EKONOMI ISLAM : PERAN NEGARA DALAM PEMERATAAN PENDAPATAN


Penumpukan harta adalah penyebab utama ketidakmeraatan pendapatan yang dialami hampir oleh semua negara. Ketidakmerataan pendapatan tersebut dapat mengarah pada terciptanya kemiskinan dan pengangguran. Sebagai solusi dari masalah tersebut berbagai macam instrumen dirumuskan oleh para ekonom. Dalam sistem ekonomi kovensional, pajak (misalnya : PBB, PPh dan Cukai ) adalah instrumen yang digunakan untuk mengatasi masalah ketidakmerataan pendapatan. Adapun hasilnya akan dipergunakan negara untuk kesejahteraan rakyat. Misalnya, untuk membangun jalan raya.

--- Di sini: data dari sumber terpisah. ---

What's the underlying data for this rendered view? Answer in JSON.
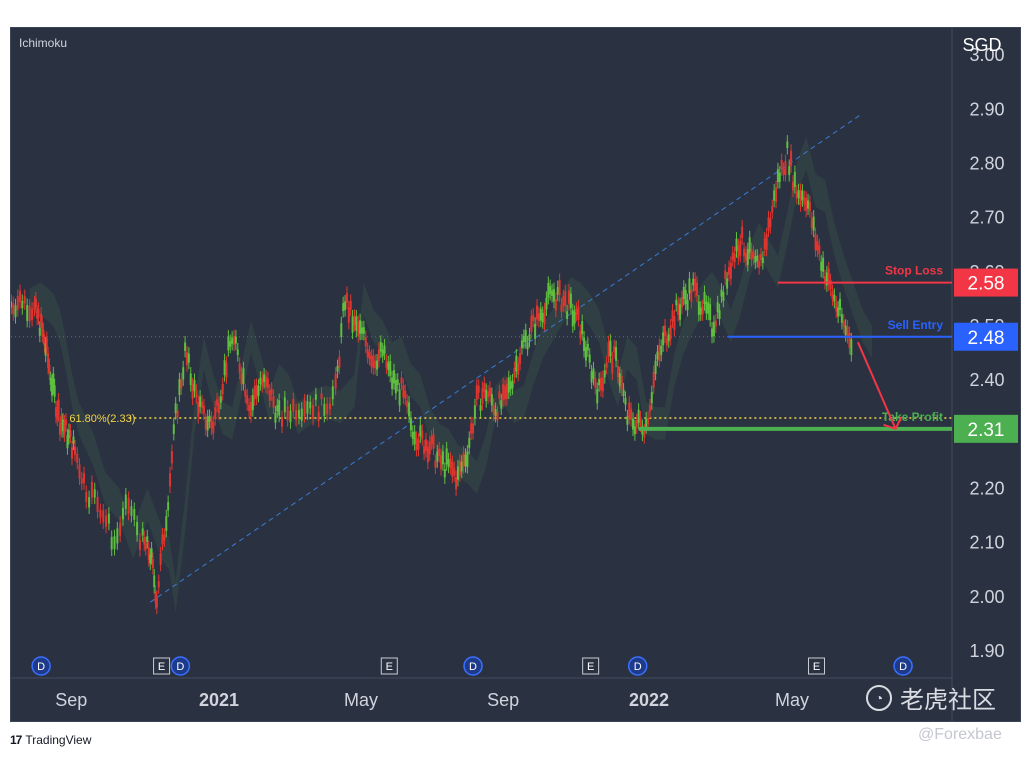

    Sejalan dengan maksud tersebut, di dalam sistem ekonomi islam dikenal dengan adanya ZIS zakat, infak dan Shodaqoh sebagai instrumen bagi pemerataan pendapatan. Islam juga mengikutsertakan negara dalam tanggung jawab mendapatkan zakat, infak dan shodaqoh dan mendistribusikannya. Hal ini sangat jelas ditegaskan dalam Al-Qur’an dan as-Sunnah. Misalnya, orang yang berhak mengambil zakat adalah penguasa atau pemerintah yang sah menurut syari’ah melalui orang yang disebut al-Qur’an sebagai “al-‘Amilina ‘alaiha” (‘amil zakat), yaitu mereka yang mengurusi urusan zakat, memungut, menjaga, menyalurkan, dan menghitungnya.
      Zakat adalah suatu kewajiban finansial yang diambil dari orang-orang kaya dan diserahkan kepada orang-orang fakir, tentunya kadar yang harus dikeluarkan sudah jelas. Infak dan shodaqoh adalah finansial yang dikeluarkan seseorang menurut kemampuannya. Hal ini sesuai dengan firman Allah subhanahu wa ta'ala :
dan mereka bertanya kepadamu apa yang mereka nafkahkan. Katakanlah, “yang lebih dari keperluan” (al-Baqarah:219).

     Dalam hal infak dan Shadaqoh, mungkin pemerintah menyerahkannya kepada hati nurani umat islam dan keimanan mereka. Boleh jadi pemerintah ikut campur dengan mengeluarkan perintah dan pengumuman tanpa mengharuskan. Boleh jadi juga menambahkan pada hal tersebut dengan pengharusan dan sanksi bagi setiap orang yang teledor atau melanggar.
      Masyarakat muslim adalah sebuah masyarakat yang saling senasib sepenanggungan dan saling mengasihi. Tidak membiarkan seorang miskin kelaparan sementara ia mampu untuk memberinya makan sebagaimana ia memberikan pakaian, pengobatan, dan memenuhi setiap kebutuhannya. Setiap mu’min secara moral agama memiliki dua kewajiban terhadap orang miskin.
ü      Pertama : memberinya makan dan mengurusnya jika ia mampu melakukannya.
ü      Kedua : menganjurkan orang lain untuk memberinya makan.
      Maka dari itu, wajib bagi penguasa--yaitu negara-- memaksa orang-orang kaya ( baca : hidup berkecukupan ) yang ingin lari dari kewajiban zakat atau bahkan infaq dan shodaqoh. Sebab, pasti kiranya hasil yang didapat dari pengumpulan ZIS tadi adalah guna mencukupi orang-orang yang lemah dan membutuhkan. Sehingga natinya akan terwujud pemerataan pendapatan yang akan berujung pada berkurangnya angka kemiskinan dan pengangguran. 
      Sekali lagi ditegaskan, ini merupakan kewajiban negara dan konsekwensi tanggungjawabnya terhadap rakyatnya.